Quakers in the World

Quakers in the World

Quakers in Costa Rica

The small Quaker community in Costa Rica was founded in 1951 by a group of eleven Quaker families from Alabama. Four young Friends had recently been jailed for refusing to serve in the Korean War and the families were seeking somewhere they could live in peace.

Hubert Mendenhall travelled overland by truck from the US, looking for suitable land for the group to settle, eventually arriving in Costa Rica.  The country had just abolished its army and the government was encouraging foreigners to come and develop the land. Once Mendenhall found Monteverde in the centre of the country, which was then accessible only by ox cart, he knew he had found what they were looking for.

The families purchased 1500 hectares of land, which was divided between the families. Each family then built their own house, with the community holding “house raising bees” to set the foundations and raise the heavy frames.

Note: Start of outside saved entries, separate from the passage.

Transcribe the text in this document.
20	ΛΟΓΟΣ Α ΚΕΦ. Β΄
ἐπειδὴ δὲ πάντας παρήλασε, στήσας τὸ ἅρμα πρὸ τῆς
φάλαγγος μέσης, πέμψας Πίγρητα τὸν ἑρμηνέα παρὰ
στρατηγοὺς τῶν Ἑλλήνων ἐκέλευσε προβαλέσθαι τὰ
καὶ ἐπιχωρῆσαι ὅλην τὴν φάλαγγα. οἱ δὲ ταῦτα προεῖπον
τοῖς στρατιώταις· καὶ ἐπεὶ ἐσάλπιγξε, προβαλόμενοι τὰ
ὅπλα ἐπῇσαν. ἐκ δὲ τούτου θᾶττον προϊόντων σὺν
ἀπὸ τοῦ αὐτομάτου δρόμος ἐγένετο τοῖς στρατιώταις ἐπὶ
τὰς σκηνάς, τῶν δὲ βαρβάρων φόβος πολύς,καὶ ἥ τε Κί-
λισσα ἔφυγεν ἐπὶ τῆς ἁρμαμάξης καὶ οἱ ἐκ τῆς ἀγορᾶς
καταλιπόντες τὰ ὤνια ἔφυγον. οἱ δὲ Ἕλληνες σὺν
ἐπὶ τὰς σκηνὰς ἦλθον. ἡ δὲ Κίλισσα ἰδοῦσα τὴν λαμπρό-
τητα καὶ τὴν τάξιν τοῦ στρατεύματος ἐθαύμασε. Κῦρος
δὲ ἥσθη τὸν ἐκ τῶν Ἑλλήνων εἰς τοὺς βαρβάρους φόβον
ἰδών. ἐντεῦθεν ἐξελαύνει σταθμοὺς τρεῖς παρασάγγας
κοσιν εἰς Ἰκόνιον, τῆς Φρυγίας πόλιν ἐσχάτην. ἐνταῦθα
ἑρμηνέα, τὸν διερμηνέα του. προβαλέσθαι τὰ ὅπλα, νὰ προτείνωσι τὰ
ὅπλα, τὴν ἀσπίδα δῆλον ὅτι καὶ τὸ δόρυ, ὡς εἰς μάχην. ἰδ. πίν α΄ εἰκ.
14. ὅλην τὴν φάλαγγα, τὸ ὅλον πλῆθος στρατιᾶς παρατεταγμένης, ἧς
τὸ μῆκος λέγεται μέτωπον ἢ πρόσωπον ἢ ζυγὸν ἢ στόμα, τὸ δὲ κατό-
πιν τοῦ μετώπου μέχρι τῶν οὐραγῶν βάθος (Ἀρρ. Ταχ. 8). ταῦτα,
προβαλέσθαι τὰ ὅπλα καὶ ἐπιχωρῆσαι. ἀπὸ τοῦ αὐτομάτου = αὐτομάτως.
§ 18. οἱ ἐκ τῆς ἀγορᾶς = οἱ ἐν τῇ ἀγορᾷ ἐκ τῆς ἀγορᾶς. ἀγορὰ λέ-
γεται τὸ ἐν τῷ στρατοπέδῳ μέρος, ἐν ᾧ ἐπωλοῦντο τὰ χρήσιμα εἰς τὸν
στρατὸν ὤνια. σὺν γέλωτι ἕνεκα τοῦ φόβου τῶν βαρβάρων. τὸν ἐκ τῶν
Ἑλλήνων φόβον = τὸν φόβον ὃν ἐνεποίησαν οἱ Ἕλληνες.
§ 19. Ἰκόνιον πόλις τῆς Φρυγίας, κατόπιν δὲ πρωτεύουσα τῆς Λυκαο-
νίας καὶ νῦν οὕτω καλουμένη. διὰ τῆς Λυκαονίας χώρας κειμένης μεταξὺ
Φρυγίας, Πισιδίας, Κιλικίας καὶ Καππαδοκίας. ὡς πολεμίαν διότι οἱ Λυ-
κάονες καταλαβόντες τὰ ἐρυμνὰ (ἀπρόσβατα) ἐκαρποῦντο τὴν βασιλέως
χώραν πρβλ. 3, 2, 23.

Soon after, they set up Monteverde Friends School, completing the main school building in 1957.  Today it is a bilingual school serving the local community – both Quakers and local Costa Ricans - from pre-school through to high school.

Part of the land the Quakers purchased was used to set up a dairy farm, and the Monteverde Cheese Factory, which today produces over a ton of cheese a day. However, the community also made the far-sighted decision to set aside an area on the mountain slopes as virgin cloud forest – high altitude forest cooled by moist air from the Pacific.  In the early 1970s, when scientist George Powell began buying up land to prevent forest clearance, this land became the kernel of the newly established the Monteverde Cloud Forest Reserve, now an international model for conservation. Wolf Guindon, one of the original Quaker settlers, was among the leaders of these pioneering conservation efforts.

In 1983, at a time when many Central American countries were riven with war, Costa Rica declared its permanent neutrality.  Simultaneously, Quakers established the Centro de Amigos para la Paz (CAP), a peace centre in San Jose, to protest the human rights violations in neighbouring countries.  CAP “promotes a culture of peace and active nonviolence in Costa Rica by upholding social justice and human rights.” In the 1990s, for example, CAP ran training programmes in non-violent conflict resolution, in conjunction with Alternatives to Violence.  In 2009, they provided observers during the elections in Honduras and sent a team to investigate human rights violations during the subsequent coup.  They continue to be vocal in raising awareness of the plight of Palestinians in the Middle East. CAP also runs Casa Hostel Ridgeway, welcoming visitors from around the world.

In the 1990s, with the support of Quaker Earthcare Witness,  a network of American Friends,  the Monteverde Quakers worked with the local community to establish Finca la Bella community farming project in the San Luis Valley, an area where the land had traditionally been held by a few wealthy landowners.  Finca La Bella is a 49-hectare plot, of which half is forest preserve and the rest divided into parcels of land around one hectare each. Twenty-four local families farm the land in a traditional way, producing dairy produce and fair trade coffee and passing the skills on to their children.     Finca la Bella was founded partly in memory of Anna Kriebel, a Quaker from Ohio who worked closely with the San Luis community in the 1980s, helping to provide literacy, health care, nutrition, and an environmental conservation.

Quakers were also influential in establishing the Monteverde Institute. As well as sponsoring education and research in Monteverde, the Institute supports local community projects like Eco Bambu.  Eco Bambu is a women’s cooperative making recycled paper products such as the bags used by the local coffee farmers.